Пункт второй. Более того, я приказываю моим поверенным в течение недели после моей кончины выплатить означенному Майлзу Кларксону сумму в пятьдесят тысяч долларов наличными, для чего необходимо снять с моего личного счета. Эту сумму я дарю означенному Майлзу Кларксону для его поддержки и обеспечения, надеясь, что он использует ее в дальнейшей музыкальной карьере, если изберет таковую.»
Дальнейшее Пола не слышала…
«Пятьдесят тысяч долларов! Пятьдесят тысяч…» — Она посмотрела на мужа. У него был удивленный вид, но она почувствовала, что он притворяется, — казалось будто он обо всем уже знал, но не хотел, чтобы Пола догадалась.
На нее с улыбкой глядела Роксанна.
«И она знала, — решила Пола. — Более того, Роксанна не возражает и, похоже, рада этому!»
* * *
— Не пойти ли нам в «Плаза», чтобы отпраздновать событие? — спросил Майлз через полчаса, когда они вышли из особняка.
— Отпраздновать?! — воскликнула Пола. — Да мы просто обязаны напиться в стельку!
Через двадцать минут они сидели в уголке отделанного дубом бара и смаковали шампанское.
— До сих пор не могу поверить. Ей Богу! Пятьдесят тысяч! Послушай, ведь он знал тебя меньше двух месяцев!
— В самом деле, можно сойти с ума… Я думал, ты бросила курить.
Пола жадно затянулась. Она не касалась сигарет четыре дня и находилась на грани срыва.
— Сейчас мне нужна одна сигарета. Чтобы отпраздновать. Завтра я брошу. О, Майлз, ты только представь! Пятьдесят тысяч — я едва со стула не упала, услышав это! И самое удивительное — Роксанна вовсе не возражает. Она даже рада, что мы их получили.
— Ничего удивительного.

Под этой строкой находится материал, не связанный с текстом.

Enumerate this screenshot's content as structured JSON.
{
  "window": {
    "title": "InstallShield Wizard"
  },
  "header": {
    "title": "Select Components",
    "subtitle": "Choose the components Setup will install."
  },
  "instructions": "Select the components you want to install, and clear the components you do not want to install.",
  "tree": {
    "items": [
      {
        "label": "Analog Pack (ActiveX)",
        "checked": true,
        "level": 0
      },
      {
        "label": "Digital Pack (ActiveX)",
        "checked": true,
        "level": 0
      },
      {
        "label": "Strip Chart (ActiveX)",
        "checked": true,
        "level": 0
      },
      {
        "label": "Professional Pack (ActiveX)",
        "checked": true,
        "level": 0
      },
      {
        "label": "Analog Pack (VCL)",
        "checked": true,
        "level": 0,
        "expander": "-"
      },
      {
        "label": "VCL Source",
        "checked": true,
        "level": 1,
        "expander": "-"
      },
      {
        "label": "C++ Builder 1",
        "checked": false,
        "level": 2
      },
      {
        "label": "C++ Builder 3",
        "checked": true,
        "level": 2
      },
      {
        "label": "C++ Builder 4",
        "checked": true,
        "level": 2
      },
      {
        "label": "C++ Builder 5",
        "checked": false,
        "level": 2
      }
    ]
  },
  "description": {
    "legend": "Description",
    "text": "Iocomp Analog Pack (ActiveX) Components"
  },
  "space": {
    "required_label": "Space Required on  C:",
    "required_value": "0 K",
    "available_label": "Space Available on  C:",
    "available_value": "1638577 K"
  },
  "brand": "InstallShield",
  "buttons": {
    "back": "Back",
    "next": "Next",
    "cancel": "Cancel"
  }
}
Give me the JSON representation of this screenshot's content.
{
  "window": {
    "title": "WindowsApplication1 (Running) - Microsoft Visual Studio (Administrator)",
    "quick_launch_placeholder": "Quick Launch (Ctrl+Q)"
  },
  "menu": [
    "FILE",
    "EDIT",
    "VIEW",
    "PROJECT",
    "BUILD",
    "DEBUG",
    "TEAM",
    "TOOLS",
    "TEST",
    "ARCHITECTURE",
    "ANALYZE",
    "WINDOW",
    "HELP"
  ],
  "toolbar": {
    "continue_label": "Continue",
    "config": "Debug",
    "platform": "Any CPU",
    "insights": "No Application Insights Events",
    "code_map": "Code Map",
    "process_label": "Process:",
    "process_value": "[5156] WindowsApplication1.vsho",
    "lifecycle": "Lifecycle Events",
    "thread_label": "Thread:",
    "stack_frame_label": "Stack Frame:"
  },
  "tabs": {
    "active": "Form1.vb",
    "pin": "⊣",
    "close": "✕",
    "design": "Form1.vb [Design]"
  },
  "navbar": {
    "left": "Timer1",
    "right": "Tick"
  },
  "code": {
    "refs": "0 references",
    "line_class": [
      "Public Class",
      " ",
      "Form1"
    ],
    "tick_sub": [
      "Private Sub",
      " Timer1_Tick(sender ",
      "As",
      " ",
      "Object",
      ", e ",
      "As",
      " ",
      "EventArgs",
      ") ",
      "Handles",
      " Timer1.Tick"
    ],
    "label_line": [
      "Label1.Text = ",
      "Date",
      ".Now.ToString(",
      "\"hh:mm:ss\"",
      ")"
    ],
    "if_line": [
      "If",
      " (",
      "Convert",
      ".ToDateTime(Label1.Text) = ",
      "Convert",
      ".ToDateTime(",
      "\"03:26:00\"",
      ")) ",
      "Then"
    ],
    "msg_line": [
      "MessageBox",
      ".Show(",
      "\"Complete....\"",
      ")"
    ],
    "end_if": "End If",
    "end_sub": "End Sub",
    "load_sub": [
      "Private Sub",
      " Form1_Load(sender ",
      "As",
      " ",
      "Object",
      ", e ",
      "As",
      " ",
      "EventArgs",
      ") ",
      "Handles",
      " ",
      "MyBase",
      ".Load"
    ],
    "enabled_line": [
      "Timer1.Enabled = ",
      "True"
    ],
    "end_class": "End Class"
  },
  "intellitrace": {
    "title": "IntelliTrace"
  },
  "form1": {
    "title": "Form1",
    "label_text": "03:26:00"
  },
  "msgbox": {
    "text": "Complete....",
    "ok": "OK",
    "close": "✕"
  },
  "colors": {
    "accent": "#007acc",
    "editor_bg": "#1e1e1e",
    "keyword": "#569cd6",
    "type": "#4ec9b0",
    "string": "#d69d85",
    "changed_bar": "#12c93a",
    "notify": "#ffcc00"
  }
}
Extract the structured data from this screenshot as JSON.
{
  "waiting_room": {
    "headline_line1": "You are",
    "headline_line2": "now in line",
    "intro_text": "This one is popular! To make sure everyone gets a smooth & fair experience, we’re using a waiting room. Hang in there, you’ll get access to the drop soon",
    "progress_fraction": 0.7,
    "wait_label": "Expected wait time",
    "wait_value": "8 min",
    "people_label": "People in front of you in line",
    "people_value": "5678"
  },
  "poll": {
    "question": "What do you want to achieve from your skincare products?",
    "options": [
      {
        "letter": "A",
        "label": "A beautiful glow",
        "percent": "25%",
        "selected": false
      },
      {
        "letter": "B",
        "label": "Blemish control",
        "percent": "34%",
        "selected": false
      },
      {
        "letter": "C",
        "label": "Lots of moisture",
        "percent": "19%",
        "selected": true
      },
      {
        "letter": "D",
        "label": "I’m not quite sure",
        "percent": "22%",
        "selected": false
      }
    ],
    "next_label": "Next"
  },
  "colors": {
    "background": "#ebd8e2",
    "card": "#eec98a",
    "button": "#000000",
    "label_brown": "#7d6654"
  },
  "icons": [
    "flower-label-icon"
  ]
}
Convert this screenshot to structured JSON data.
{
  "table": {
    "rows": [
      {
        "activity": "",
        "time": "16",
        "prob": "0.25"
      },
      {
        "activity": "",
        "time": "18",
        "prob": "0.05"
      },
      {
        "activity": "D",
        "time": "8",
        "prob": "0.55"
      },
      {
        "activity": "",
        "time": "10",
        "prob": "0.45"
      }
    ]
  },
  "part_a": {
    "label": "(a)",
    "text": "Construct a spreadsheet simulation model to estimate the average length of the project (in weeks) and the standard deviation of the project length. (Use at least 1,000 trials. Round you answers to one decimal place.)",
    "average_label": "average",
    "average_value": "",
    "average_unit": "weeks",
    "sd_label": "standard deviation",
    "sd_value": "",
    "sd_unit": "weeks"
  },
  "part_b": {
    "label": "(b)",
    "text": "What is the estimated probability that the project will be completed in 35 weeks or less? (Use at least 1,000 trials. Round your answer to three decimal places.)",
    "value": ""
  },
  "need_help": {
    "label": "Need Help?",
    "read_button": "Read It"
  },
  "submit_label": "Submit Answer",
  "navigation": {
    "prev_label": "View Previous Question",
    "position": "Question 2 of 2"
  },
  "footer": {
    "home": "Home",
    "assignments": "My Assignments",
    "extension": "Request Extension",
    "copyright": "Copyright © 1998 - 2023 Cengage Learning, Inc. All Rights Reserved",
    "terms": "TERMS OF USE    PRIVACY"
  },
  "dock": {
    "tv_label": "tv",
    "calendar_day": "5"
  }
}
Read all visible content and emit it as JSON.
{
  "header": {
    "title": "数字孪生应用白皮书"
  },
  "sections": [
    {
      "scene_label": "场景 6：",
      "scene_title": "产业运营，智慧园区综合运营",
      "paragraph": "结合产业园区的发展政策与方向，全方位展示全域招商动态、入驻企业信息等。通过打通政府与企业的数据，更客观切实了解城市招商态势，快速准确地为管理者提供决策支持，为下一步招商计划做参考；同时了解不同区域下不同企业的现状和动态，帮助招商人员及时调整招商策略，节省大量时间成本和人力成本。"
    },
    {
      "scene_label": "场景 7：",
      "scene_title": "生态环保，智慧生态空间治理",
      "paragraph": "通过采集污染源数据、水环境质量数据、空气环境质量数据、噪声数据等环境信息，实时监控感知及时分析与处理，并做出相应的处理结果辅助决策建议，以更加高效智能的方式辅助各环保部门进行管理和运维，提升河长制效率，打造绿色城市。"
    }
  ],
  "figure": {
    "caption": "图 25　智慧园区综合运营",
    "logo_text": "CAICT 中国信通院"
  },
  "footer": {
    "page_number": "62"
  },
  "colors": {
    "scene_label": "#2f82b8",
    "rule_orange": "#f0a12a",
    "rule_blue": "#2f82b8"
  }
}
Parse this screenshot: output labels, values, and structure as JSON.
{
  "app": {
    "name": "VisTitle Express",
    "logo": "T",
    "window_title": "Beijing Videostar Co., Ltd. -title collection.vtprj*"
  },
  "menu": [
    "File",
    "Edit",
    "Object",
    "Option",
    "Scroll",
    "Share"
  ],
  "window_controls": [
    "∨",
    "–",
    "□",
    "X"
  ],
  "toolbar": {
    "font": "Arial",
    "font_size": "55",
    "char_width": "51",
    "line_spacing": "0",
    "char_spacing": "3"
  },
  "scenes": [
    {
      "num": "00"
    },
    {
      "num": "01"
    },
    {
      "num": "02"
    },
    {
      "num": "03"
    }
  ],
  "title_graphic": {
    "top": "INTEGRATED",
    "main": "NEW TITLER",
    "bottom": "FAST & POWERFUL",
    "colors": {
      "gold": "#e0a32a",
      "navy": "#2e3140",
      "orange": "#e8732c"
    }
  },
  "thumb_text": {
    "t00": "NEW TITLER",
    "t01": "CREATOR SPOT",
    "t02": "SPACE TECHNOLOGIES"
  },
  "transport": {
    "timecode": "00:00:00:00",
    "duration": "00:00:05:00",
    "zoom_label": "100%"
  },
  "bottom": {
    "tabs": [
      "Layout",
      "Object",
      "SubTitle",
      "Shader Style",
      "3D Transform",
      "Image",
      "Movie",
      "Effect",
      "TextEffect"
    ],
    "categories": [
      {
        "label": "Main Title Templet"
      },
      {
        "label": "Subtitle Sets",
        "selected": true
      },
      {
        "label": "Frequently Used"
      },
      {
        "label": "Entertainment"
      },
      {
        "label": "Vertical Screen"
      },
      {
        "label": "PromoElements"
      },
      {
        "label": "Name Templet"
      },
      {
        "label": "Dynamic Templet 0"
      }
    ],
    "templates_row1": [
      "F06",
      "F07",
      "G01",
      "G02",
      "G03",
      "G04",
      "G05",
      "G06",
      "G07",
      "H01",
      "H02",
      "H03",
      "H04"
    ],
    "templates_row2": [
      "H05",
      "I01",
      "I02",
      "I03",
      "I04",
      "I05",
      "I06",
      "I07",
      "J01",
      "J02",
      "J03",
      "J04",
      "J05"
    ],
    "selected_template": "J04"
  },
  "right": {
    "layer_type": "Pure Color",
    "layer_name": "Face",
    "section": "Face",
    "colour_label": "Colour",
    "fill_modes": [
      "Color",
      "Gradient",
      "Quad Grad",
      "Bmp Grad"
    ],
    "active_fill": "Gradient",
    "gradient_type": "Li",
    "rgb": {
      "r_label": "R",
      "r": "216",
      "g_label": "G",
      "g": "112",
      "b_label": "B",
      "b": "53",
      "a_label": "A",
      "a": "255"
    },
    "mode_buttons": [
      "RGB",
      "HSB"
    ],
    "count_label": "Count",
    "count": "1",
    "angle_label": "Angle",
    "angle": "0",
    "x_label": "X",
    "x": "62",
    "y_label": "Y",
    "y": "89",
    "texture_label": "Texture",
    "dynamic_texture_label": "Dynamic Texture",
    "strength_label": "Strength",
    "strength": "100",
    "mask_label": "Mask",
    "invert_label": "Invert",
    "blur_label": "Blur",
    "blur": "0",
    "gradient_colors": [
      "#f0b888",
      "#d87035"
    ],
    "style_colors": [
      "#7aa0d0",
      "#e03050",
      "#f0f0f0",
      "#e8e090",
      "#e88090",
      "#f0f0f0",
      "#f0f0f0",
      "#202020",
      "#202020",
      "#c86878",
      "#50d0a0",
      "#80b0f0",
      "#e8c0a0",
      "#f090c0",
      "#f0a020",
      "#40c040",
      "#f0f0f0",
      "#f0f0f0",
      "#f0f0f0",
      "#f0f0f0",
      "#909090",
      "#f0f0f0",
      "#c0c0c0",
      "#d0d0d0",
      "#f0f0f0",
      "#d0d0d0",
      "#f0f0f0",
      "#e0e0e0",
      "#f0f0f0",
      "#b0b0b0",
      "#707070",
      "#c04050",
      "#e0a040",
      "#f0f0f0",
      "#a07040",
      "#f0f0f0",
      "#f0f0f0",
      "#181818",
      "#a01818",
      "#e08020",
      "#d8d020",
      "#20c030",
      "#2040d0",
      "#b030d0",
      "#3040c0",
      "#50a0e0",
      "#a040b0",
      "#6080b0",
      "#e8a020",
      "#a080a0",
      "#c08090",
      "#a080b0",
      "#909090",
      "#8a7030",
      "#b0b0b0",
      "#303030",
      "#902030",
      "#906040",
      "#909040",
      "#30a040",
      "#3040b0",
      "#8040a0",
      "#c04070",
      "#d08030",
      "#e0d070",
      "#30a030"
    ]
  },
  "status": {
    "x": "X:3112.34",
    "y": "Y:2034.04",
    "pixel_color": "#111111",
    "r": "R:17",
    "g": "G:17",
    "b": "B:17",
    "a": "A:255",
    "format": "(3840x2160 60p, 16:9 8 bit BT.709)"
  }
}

Ведь она получила остальное, что составляет около четырех или пяти миллионов зелененьких. Что для нее пятьдесят тысяч?
— Но рояль и ноты должны быть для нее дороги как память. Впрочем, не похоже, что она расстроена, а я совершенно не испытываю чувства вины. Ведь ты знал об этом?
— О чем?
— О том, что он кое-что тебе оставит?
— Пожалуй, догадывался. Иначе, нас не пригласили бы на слушание.
— Понимаю, но разве ты не знал еще раньше? И хранил это в тайне, чтобы удивить меня. Глупенький!
Она рассмеялась и наполнила бокалы. От шампанского и никотина у нее кружилась голова.
— Что ж, он намекал мне, но я не ожидал такой большой суммы. Наверно, я понравился ему больше, чем предполагал.
— Подумать только, а я его так невзлюбила! И считала убийцей! О Дункан Эли, сейчас я просто обожаю тебя!
Хмыкнув, она отхлебнула серебристый напиток. Майлз с любопытством поглядывал на жену.
— Повтори-ка, кем ты его считала?
— Сам знаешь. Все эти безумные истории, выдуманные мною, чтобы объяснить его милое расположение. Как я ошибалась!
— Но кого именно ты считала его жертвой? Пола уставилась на него.
— Его жену. Разве ты не помнишь? Я говорила тебе, что он, вероятно, выдрессировал собаку-убийцу. Или же это сделал Робин. Я уже рассказывала.
— Ах да, — нахмурился Майлз. — Настолько глупая мысль, что я совершенно о ней забыл., — Верно, глупая мысль… Подумай-ка, Майлз: мы можем положить деньги под три или четыре процента и, когда Эбби подрастет до колледжа, запросто оплатим его. Разве это не чудесно?